Kodak currently holds the number one position for consumer digital camera sales in the United States, and the number three position worldwide. A reassessment of Kodak's path forward in the digital camera market was also cited as a reason behind the decision to cease production of the Pro SLRs. For the immediate future, Kodak will be concentrating on the consumer digicam market.

Eastman Kodak's Image Sensor Solutions division is unaffected by this decision and will continue development of image sensors. The Image Sensor Solutions division has developed sensors for a range of Kodak and other manufacturers' branded cameras including both consumer and professional models; as well as sensors for use in key markets, including industrial, scientific, and mobile imaging, among others. Kodak's recent announcement of intent to aquire Creo will bring additional imaging sensor technologies to the company's portfolio.

Mehra also said the end of production of the SLR/n and SLR/c will in no way affect employees of the company. "There will be no downsizing due to this decision," he said.

The Kodak brand is not as well accepted for its pro cameras as it is by consumers. According to a recent survey of professional photographers by InfoTrends/CAP Ventures, only 5.8% said they used a Kodak as their primary digital camera, compared with 36.9% for Canon and 28.12% for Nikon.
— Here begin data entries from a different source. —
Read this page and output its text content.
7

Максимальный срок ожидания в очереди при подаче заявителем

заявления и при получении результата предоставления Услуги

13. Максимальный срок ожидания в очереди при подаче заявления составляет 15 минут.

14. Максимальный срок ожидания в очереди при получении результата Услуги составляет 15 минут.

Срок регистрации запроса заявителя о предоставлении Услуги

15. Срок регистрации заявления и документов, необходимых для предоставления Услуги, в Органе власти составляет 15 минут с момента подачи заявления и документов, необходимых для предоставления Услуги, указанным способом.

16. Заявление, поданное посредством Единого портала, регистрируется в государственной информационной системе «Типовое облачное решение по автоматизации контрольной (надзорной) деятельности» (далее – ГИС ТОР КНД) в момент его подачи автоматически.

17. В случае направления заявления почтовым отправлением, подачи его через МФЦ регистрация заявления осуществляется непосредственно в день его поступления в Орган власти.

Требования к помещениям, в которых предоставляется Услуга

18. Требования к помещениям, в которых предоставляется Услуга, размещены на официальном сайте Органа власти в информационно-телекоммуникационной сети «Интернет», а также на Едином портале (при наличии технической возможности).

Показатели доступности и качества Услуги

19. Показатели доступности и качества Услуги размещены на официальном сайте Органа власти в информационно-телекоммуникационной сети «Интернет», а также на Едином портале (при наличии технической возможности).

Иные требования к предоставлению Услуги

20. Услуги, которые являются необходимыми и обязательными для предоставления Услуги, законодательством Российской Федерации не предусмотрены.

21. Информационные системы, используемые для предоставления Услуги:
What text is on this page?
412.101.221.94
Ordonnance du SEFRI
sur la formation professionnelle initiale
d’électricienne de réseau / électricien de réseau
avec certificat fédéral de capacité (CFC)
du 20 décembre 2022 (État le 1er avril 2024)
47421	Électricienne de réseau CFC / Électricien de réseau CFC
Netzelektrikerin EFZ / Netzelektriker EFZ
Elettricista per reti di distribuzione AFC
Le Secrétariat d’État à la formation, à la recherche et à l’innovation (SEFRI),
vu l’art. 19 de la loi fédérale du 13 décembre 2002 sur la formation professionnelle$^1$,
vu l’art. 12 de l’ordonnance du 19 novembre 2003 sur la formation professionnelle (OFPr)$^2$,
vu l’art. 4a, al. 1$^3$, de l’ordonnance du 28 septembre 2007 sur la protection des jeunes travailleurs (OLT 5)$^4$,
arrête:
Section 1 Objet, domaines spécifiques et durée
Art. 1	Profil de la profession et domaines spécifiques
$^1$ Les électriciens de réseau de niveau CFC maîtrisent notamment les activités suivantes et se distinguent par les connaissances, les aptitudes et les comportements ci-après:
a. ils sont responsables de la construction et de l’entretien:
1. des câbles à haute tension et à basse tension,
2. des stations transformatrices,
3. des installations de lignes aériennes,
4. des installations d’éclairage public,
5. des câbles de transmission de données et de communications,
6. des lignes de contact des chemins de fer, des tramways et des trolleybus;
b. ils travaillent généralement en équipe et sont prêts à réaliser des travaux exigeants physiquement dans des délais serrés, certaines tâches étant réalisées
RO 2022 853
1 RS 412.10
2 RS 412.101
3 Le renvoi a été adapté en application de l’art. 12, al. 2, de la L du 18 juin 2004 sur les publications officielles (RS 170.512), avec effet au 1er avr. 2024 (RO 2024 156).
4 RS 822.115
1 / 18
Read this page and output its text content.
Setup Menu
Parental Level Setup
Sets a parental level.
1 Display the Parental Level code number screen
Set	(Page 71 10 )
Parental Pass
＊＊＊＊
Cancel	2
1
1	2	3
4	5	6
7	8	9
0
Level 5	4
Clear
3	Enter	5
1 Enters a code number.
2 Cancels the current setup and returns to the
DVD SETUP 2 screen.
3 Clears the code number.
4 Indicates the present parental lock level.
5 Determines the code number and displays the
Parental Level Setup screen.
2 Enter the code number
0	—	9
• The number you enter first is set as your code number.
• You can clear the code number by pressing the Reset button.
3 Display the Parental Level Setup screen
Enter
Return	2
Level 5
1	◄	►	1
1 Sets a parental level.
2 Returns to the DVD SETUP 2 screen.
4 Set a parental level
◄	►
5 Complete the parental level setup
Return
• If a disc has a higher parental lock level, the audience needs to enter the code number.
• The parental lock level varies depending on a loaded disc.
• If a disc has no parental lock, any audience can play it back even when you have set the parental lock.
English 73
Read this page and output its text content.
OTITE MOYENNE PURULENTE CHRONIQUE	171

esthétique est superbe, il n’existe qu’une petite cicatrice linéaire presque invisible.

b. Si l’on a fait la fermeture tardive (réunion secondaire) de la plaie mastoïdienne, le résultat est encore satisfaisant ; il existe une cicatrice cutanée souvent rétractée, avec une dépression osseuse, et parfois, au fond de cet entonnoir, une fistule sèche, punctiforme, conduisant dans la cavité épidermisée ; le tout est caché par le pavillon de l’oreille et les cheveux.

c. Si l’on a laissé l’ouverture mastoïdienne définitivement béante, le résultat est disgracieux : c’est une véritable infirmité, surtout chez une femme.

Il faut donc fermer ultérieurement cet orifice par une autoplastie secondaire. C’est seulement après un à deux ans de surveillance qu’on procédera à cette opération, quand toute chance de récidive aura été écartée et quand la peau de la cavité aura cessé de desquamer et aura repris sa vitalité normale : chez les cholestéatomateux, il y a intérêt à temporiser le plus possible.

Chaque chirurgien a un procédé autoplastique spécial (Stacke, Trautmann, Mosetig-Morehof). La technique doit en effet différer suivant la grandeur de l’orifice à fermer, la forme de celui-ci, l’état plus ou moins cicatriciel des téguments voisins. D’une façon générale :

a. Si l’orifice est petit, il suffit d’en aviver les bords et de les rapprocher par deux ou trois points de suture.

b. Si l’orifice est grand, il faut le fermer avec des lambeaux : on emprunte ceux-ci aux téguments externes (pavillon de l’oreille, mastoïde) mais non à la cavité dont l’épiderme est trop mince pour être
Mike Wolf, director of Digital Photography Trends for InfoTrends commented, "The camera [SLR/n, SLR/c] was well reviewed, but they obviously didn't get the penetration they were looking for. I think Kodak will probably introduce another pro camera in the future, but will tread carefully."

As to whether Kodak's absence in the DSLR arena will be noticed by other manufacturers, InfoTrends' Wolf noted, "There may be an incremental pickup in share for the big vendors in this space, but it will be small, given Kodak's share."

Mehra wouldn't elaborate as to any future Kodak brand DSLR camera introductions. Kodak has in the past pulled mature products from the market when no longer viable—and without a successor ready—only to introduce future models when newer technology developed.

With Kodak exiting the DSLR market for the time being, Canon is now the sole camera maker to offer a 35mm DSLR with a full-frame image sensor, in its EOS-1Ds Mark II.